Achieving such scale would require substantial investments; approximately 20 to 25 billion US-dollar annually for a total of about 280 billion US-dollar until 2030. Within the right regulatory framework – including long-term, stable coordination and incentive policies – the report considers that attracting these investments to scale the technology is feasible. The world already invests more than 1.7 trillion US-dollar in energy each year, including 650 billion in oil and gas, 300 billion in renewable electricity, and more than 300 billion US-dollar in the automotive industry.

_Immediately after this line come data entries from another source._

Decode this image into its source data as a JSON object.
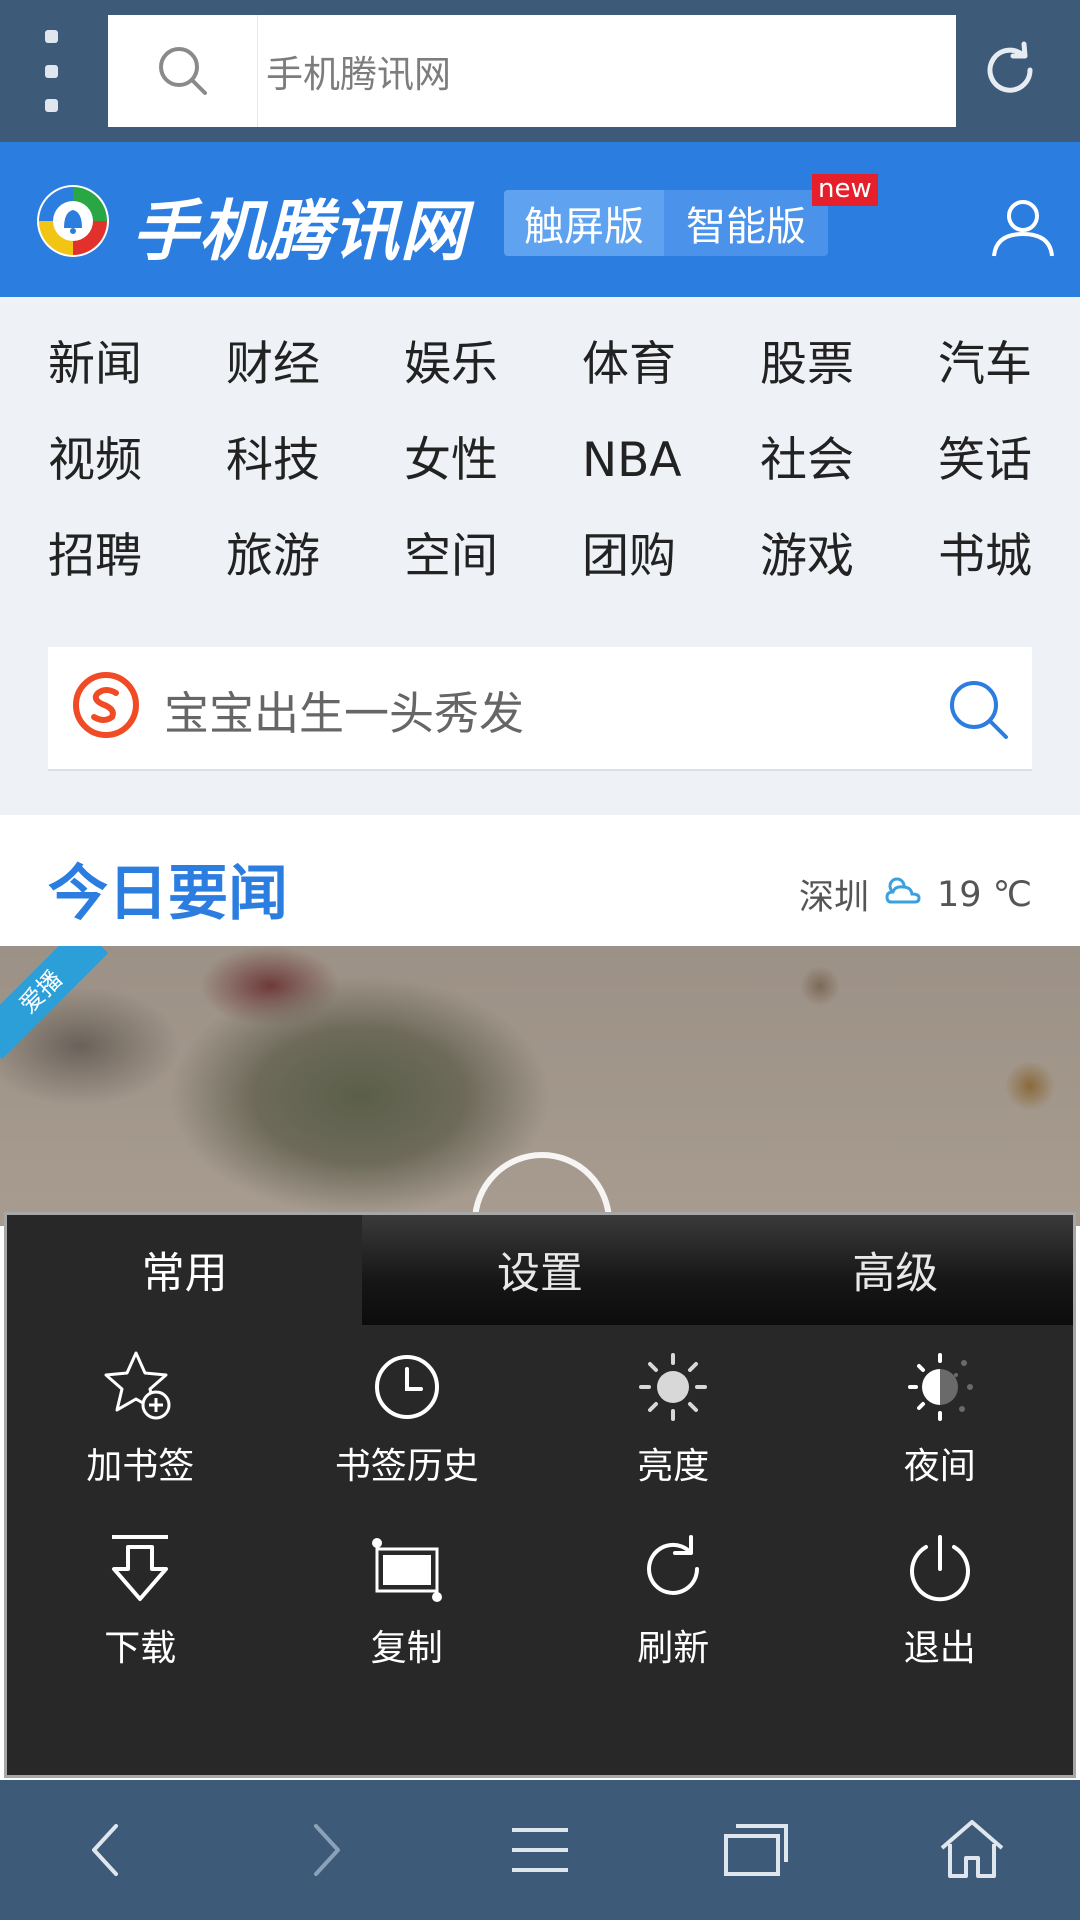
{
  "browser": {
    "url_text": "手机腾讯网"
  },
  "header": {
    "site_name": "手机腾讯网",
    "version_touch": "触屏版",
    "version_smart": "智能版",
    "new_badge": "new"
  },
  "channels": [
    "新闻",
    "财经",
    "娱乐",
    "体育",
    "股票",
    "汽车",
    "视频",
    "科技",
    "女性",
    "NBA",
    "社会",
    "笑话",
    "招聘",
    "旅游",
    "空间",
    "团购",
    "游戏",
    "书城"
  ],
  "search": {
    "placeholder": "宝宝出生一头秀发"
  },
  "news": {
    "title": "今日要闻",
    "city": "深圳",
    "temperature": "19 ℃",
    "ribbon": "爱播"
  },
  "menu": {
    "tabs": [
      "常用",
      "设置",
      "高级"
    ],
    "active_tab": "常用",
    "items": [
      {
        "label": "加书签",
        "icon": "bookmark-add-icon"
      },
      {
        "label": "书签历史",
        "icon": "history-clock-icon"
      },
      {
        "label": "亮度",
        "icon": "brightness-sun-icon"
      },
      {
        "label": "夜间",
        "icon": "night-mode-icon"
      },
      {
        "label": "下载",
        "icon": "download-arrow-icon"
      },
      {
        "label": "复制",
        "icon": "copy-select-icon"
      },
      {
        "label": "刷新",
        "icon": "refresh-icon"
      },
      {
        "label": "退出",
        "icon": "power-exit-icon"
      }
    ]
  },
  "colors": {
    "toolbar": "#3d5a78",
    "brand_blue": "#2b7de0",
    "menu_bg": "#282828",
    "badge_red": "#e5202a"
  }
}
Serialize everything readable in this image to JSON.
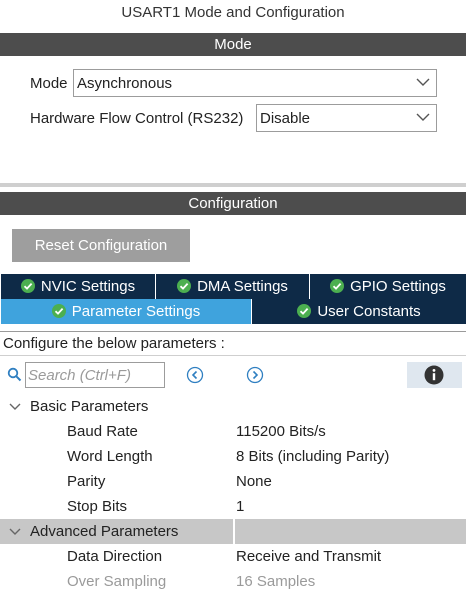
{
  "window_title": "USART1 Mode and Configuration",
  "mode_section": {
    "header": "Mode",
    "mode_label": "Mode",
    "mode_value": "Asynchronous",
    "hw_flow_label": "Hardware Flow Control (RS232)",
    "hw_flow_value": "Disable"
  },
  "config_section": {
    "header": "Configuration",
    "reset_button": "Reset Configuration",
    "tabs_row1": [
      "NVIC Settings",
      "DMA Settings",
      "GPIO Settings"
    ],
    "tabs_row2": [
      "Parameter Settings",
      "User Constants"
    ],
    "active_tab": "Parameter Settings",
    "instructions": "Configure the below parameters :",
    "search_placeholder": "Search (Ctrl+F)"
  },
  "parameters": {
    "basic": {
      "label": "Basic Parameters",
      "items": [
        {
          "name": "Baud Rate",
          "value": "115200 Bits/s"
        },
        {
          "name": "Word Length",
          "value": "8 Bits (including Parity)"
        },
        {
          "name": "Parity",
          "value": "None"
        },
        {
          "name": "Stop Bits",
          "value": "1"
        }
      ]
    },
    "advanced": {
      "label": "Advanced Parameters",
      "items": [
        {
          "name": "Data Direction",
          "value": "Receive and Transmit"
        },
        {
          "name": "Over Sampling",
          "value": "16 Samples"
        }
      ]
    }
  },
  "colors": {
    "section_bar": "#4d4d4d",
    "tab_dark": "#0e2a47",
    "tab_active": "#3fa3dd",
    "check_green": "#4caf50",
    "highlight_row": "#c7c7c7"
  }
}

The launch of the new roadmap came during the Sustainability Innovation Forum in the presence of 18 senior members of the Hydrogen Council led by co-chairs Takeshi Uchiyamada, Chairman of Toyota and Benoît Potier, Chairman and CEO, Air Liquide. Launched at the World Economic Forum in Davos in early 2017, the Hydrogen Council is a first-of-its-kind global CEO initiative to foster the role of hydrogen technologies in the global energy transition.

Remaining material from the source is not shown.